Petitioners go on to assert that an incompetent person should possess the same right in this respect as is possessed by a competent person.

The difficulty with petitioners' claim is that, in a sense, it begs the question: an incompetent person is not able to make an informed and voluntary choice to exercise a hypothetical right to refuse treatment or any other right. Such a "right" must be exercised for her, if at all, by some sort of surrogate. Here, Missouri has in effect recognized that, under certain circumstances, a surrogate may act for the patient in electing to have hydration and nutrition withdrawn in such a way as to cause death, but it has established a procedural safeguard to assure that the action of the surrogate conforms as best it may to the wishes expressed by the patient while competent. Missouri requires that evidence of the incompetent's wishes as to the withdrawal of treatment be proved by clear and convincing evidence. The question, then, is whether the United States Constitution forbids the establishment of this procedural requirement by the State. We hold that it does not.

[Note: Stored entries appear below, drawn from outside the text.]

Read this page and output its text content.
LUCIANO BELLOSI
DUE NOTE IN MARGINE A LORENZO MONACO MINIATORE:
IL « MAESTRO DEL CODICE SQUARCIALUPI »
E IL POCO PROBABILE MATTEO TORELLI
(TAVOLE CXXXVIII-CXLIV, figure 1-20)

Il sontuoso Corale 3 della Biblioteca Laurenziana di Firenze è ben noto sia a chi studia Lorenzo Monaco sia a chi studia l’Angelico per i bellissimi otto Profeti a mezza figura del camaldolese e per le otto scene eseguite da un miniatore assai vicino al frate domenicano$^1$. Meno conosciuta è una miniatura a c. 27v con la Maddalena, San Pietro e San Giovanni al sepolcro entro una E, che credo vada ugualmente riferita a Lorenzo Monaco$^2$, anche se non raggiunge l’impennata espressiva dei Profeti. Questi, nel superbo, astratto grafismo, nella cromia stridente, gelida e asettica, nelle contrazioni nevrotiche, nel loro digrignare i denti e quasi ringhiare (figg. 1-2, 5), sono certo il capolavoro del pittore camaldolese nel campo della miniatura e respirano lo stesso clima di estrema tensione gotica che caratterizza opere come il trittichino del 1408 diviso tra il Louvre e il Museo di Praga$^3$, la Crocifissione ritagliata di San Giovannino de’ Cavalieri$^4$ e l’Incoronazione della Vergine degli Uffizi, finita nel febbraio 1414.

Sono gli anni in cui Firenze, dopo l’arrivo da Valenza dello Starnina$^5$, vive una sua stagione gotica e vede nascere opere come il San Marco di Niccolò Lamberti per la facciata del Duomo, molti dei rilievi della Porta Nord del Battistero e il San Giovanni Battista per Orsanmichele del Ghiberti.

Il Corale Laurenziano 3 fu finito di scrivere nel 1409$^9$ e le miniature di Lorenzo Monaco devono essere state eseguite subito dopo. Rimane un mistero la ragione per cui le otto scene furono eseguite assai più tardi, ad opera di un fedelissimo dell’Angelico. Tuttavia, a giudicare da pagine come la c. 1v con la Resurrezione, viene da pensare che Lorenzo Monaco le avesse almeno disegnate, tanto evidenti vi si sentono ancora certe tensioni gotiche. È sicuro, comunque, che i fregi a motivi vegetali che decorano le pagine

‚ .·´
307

Whether or not Missouri's clear and convincing evidence requirement comports with the United States Constitution depends in part on what interests the State may properly seek to protect in this situation. Missouri relies on its interest in the protection and preservation of human life, and there can be no gainsaying this interest. As a general matter, the States - indeed, all civilized nations - demonstrate their commitment to life by treating homicide as serious crime. Moreover, the majority of States in this country have laws imposing criminal penalties on one who assists another to commit suicide. We do not think a State is required to remain neutral in the face of an informed and voluntary decision by a physically able adult to starve to death.

The judgment of the Supreme Court of Missouri is Affirmed.